Alors que la Démocratie devrait prendre soin des citoyennes et des citoyens, nous observons depuis 2017 l'installation prégnante d'un sentiment qui ne devrait pas faire partie des outils de gouvernance, ni des moyens de pression des corps intermédiaires, ni enfin des sujets redondants saturant l'espace médiatique.
Ce sentiment très présent ces derniers mois a un nom: la peur.
Lorsque les français choisissent - ou plus exactement s'imposent ce choix - de voter pour Emmanuel Macron au second tour de la présidentielle 2017, beaucoup d'entre ceux-là le font par peur. La peur de voir triompher Marine Le Pen. La peur de livrer la France à l'extrême droite.

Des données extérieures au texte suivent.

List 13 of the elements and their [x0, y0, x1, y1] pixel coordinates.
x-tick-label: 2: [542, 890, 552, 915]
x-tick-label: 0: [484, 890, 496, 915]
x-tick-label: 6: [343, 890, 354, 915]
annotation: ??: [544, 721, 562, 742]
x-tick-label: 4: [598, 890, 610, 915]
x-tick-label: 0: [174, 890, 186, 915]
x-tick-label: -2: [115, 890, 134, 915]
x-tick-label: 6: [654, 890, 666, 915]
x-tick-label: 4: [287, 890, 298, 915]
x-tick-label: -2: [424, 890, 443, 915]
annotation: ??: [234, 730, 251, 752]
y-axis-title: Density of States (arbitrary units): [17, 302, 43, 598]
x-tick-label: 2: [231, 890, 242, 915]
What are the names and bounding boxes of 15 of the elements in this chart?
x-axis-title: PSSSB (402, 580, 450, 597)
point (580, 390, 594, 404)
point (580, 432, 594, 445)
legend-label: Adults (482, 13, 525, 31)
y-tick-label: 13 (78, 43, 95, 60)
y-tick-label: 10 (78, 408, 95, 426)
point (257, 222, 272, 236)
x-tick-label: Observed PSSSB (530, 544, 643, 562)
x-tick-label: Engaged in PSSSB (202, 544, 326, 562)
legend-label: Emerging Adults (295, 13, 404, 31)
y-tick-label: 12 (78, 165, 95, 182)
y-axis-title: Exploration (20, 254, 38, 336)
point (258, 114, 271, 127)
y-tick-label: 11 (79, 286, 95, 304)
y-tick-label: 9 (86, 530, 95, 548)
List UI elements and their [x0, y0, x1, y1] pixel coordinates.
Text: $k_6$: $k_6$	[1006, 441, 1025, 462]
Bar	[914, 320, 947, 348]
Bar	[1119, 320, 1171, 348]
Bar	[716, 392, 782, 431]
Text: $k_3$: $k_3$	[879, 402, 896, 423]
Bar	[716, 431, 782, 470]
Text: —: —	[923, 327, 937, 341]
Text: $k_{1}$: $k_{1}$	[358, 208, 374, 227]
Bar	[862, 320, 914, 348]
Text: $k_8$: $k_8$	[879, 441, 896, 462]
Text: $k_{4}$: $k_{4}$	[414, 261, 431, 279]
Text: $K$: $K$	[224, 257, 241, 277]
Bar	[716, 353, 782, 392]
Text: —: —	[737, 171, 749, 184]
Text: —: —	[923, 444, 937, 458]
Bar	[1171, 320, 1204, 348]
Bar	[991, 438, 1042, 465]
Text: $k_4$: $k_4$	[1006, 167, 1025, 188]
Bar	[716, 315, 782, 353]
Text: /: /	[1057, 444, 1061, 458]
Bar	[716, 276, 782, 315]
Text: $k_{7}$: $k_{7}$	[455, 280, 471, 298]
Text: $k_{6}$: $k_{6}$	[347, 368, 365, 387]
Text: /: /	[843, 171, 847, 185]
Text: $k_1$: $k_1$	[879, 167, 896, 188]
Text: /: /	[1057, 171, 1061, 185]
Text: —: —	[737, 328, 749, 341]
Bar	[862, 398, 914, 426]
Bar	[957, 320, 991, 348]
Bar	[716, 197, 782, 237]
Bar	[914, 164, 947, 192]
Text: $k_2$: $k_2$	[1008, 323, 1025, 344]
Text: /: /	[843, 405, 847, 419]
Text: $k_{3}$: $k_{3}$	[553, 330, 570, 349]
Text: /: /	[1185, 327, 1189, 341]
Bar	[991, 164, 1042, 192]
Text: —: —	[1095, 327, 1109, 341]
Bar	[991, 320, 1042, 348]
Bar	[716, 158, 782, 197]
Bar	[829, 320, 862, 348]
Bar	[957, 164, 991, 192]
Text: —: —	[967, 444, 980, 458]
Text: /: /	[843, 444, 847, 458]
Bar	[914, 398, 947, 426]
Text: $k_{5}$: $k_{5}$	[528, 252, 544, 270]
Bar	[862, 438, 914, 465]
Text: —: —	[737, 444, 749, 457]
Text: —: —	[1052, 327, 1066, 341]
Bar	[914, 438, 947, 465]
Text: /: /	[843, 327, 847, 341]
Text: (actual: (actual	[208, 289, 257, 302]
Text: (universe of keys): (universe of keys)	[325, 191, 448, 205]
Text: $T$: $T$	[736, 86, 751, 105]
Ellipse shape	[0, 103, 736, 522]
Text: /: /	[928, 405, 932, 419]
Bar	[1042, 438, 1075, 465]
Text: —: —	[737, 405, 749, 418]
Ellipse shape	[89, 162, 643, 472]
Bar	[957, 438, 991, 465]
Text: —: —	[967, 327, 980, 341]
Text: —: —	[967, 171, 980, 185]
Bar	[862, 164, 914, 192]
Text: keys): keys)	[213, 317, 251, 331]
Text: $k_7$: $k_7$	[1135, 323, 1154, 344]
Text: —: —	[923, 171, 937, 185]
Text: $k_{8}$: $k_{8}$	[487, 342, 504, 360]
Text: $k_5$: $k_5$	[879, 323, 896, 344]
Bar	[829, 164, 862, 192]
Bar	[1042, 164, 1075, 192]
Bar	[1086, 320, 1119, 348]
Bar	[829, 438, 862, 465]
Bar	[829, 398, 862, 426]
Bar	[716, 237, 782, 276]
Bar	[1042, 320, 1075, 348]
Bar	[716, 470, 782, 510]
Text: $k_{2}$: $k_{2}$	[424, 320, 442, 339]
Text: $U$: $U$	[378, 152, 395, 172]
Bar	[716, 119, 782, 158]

Lorsque les Gilets Jaunes commencent à occuper les ronds-points, la colère les anime et "fabrique" leur combat commun mais la peur du déclassement, de l'oubli de leurs conditions, alimente leurs revendications et tissent leurs solidarités.
C'est encore la peur, cette fois gouvernementale, qui obligera le pouvoir à céder quelques milliards pour apaiser les révoltes et freiner les violences hebdomadaires terrorisant - ce qui se comprend - les commerçants, touristes et habitants des quartiers touchés. Encore la peur.
Lorsque cette collègue enseignante dit au Premier Ministre et au Ministre de l'Education Nationale que ceux-ci les écoutent, non pas parce que les remarques et propositions des professeurs les intéressent, mais parce qu'ils ont peur, elle met très précisément l'accent sur ce sentiment qui au lieu d'aider la réflexion, de faciliter le débat, l'empêche, voire l'interdit.
Lorsque des membres de la communauté éducative refusent de répondre à des journalistes ou ne le font qu'à condition de ne pas révéler leur identité, c'est encore et toujours la peur - de la sanction - qui les oblige à se protéger.
Lorsque le gouvernement, très fortement soutenu et relayé par des médias d'information en continu, par des chroniqueurs matutinaux omniprésents, fait planer la menace d'une grève durable des transports pendant les congés de Noël, la peur lui est très utile une fois encore.
Lorsque Laurent Berger (CFDT) quitte au bout d'une heure une manifestation "unitaire" - celle du 17 décembre - et que son entourage affirme - je cite - qu' "il y avait trop de monde autour de lui", la peur devient un motif d'explication.
La peur, encore et toujours.
Ajoutée au flou très employé par le pouvoir macroniste depuis mai 2017 - et par le candidat Macron - les français sont en droit de se poser les questions suivantes:
"La démocratie en 2019 joue-t-elle toujours son rôle protecteur?
N'est-elle pas fort mal servie par bien des acteurs divers en charge de la faire vivre?
La peur, réelle ou fabriquée, est-elle devenue un outil de gouvernance parmi d'autres?"
J'ai très peur de la réponse.
J'espère néanmoins que 2020 verra l'émergence de discours enfin différents sachant réenchanter l'imaginaire français, sachant remplacer la peur par les idées - ces idées qui mènent le monde - et par l'espoir.